Dönüş esnasında Sinem ile Utku’ya rastlıyorum. Ve başlıyoruz bizimkilerin oturduğu yeri aramaya. Uzunca bir arayışın sonunda buluyoruz. Açık havada, şahane bir müzik eşliğinde oturuyorlar. Bu mekanı mutlaka yazmalıyım. İsmi Faenas Cafe. Bu da web sitesi www.faenascafe.com . Alternatif bir mekan görüntüsü var ve bu da son derece huzur verici. Cafenin iç kısmında kurulan tezgahlar sanki pazarın devamı görüntüsü veriyor ama tezgahlarda satılan ürünlerin pazarla alakası yok. Ve de burada satılan bir çöp şiş var ki, eskiden Bodrum’a giderken Selçuk’da durulunca yenen çöp şiş vardı. Şimdikiler gibi değil ama, bambaşkaydı. Sanırım o çöp şişler Roma’ya göçmüşler ve de burada çalışıyorlar artık. Bu ne güzel bir çöp şiş allaaam, yanında bira ile birlikte hele. Ve fiyatlarda acayip makul. Roma’ya giderseniz buraya mutlaka gidin.
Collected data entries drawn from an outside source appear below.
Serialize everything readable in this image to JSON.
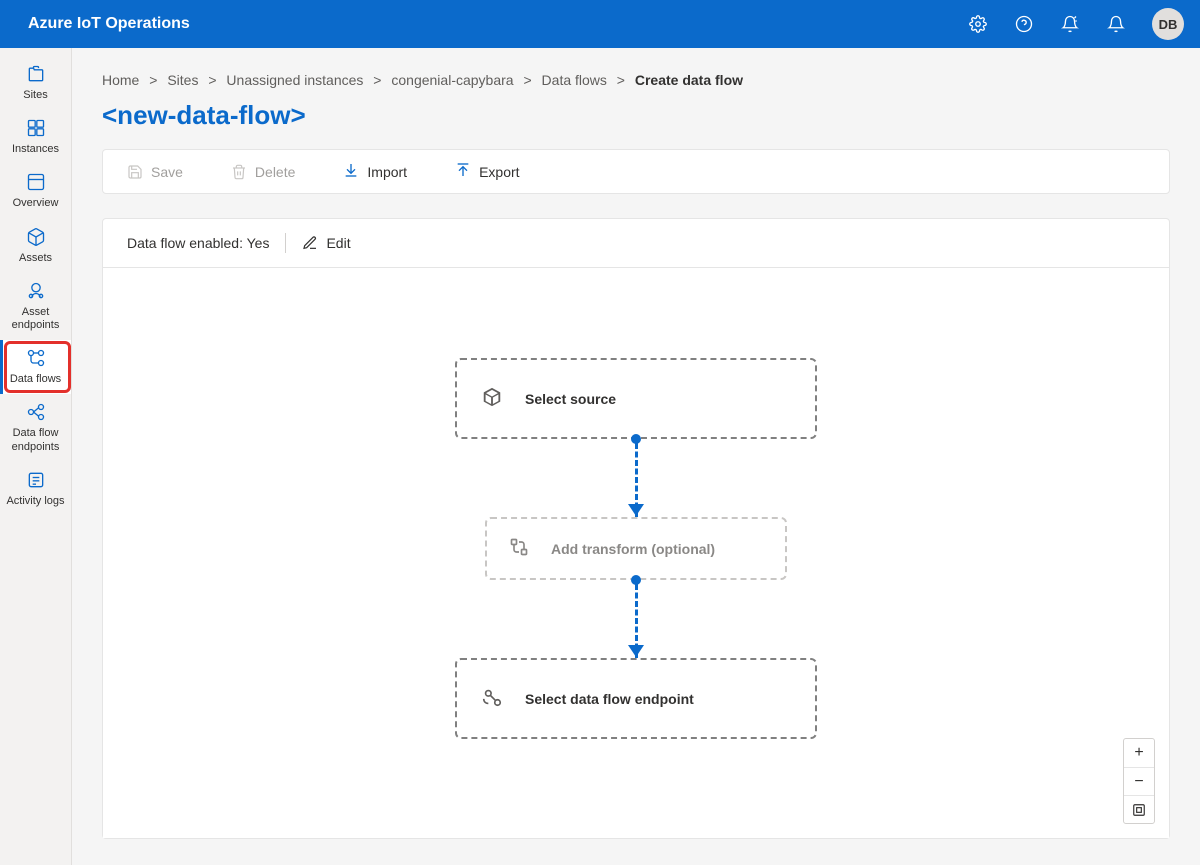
{
  "header": {
    "brand": "Azure IoT Operations",
    "avatar": "DB"
  },
  "sidebar": {
    "items": [
      {
        "label": "Sites"
      },
      {
        "label": "Instances"
      },
      {
        "label": "Overview"
      },
      {
        "label": "Assets"
      },
      {
        "label": "Asset endpoints"
      },
      {
        "label": "Data flows"
      },
      {
        "label": "Data flow endpoints"
      },
      {
        "label": "Activity logs"
      }
    ],
    "active_index": 5
  },
  "breadcrumbs": {
    "items": [
      "Home",
      "Sites",
      "Unassigned instances",
      "congenial-capybara",
      "Data flows"
    ],
    "current": "Create data flow"
  },
  "page": {
    "title": "<new-data-flow>"
  },
  "toolbar": {
    "save": "Save",
    "delete": "Delete",
    "import": "Import",
    "export": "Export"
  },
  "enabled_bar": {
    "status_label": "Data flow enabled: Yes",
    "edit": "Edit"
  },
  "flow": {
    "source": "Select source",
    "transform": "Add transform (optional)",
    "destination": "Select data flow endpoint"
  },
  "zoom": {
    "in": "+",
    "out": "−",
    "fit": "⛶"
  }
}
Faenas Cafe'de mutlu insanlar ve çöp şiş, bira keyfi

O kadar mayışmışım ki saatin farkında değilim. Maçım 15.00’de başlayacak ve ben 14.00 gibi orada olmayı planlıyordum. Yani 13.00 gibi yola çıkmayı. Ama şu an saat neredeyse 13.30 ve ben daha yola çıkmadım. Hemen bizimkilerle sözleşip başlıyorum koşmaya. Pazarın çıkışında tramvay durağı var. Ama çok kalabalık. Ve Pazar o kadar ters tarafta ki. Hemen düşünmem gerek. Ve yürümeye karar veriyorum. Başka bir durağa. Oradan gelen ilk tramvaya binip nehrin öbür yakasına geçiyorum, Arjantin Meydanı. Oradan tekrardan biniyorum ve Vatikan kenarından Piazza Risorgimento. Burası 2B’nin kalktığı yer. Yanda da bir otobüs var. Numarası gözükmüyor. Tam soracakken tramvay hareket ediyor. Ani bir kararla atlıyorum tramvaya. Ve otobüsün yanından geçerken görüyorum numarasını, 2. Neyse otobüs boş ve kalkmıyor. Etrafta da maça giden görünümlü kimse yok. Bu 2B’nin güzergahını biliyorum en azından ve maça yetişmek için yeterli vaktim var. Tam tramvayın yön değiştirdiği yere gelmişken 2 numara yanımızdan geçiyor ve dümdüz stada doğru seyirediyor. İçi ağzına kadar dolu ve herkesde atkı, şapka, maça gidiyorlar. Üff, içimi bir sıkıntı kaplıyor. Neyse istifi bozmadan devam ediyorum yola. Kısa sürede 3 vasıta değiştirip yola devam ediyorum ya, resssmen Roma’lı gibi oldum diyorumJ

Tramvaydan son durakta iniyorum. İnen herkes bir yöne gidiyor, haliyle ben de. Karşıda Stadio Olimpico yani Olimpiyat Stadı. Maça ilişkin gördüklerimi ‘Futbolun Hacıları’ başlığında yazacağım için burada çok girmiyorum o konulara ve maç sonunda aynı yoldan geri dönerek yeniden kendimi 2B’ye atıyorum.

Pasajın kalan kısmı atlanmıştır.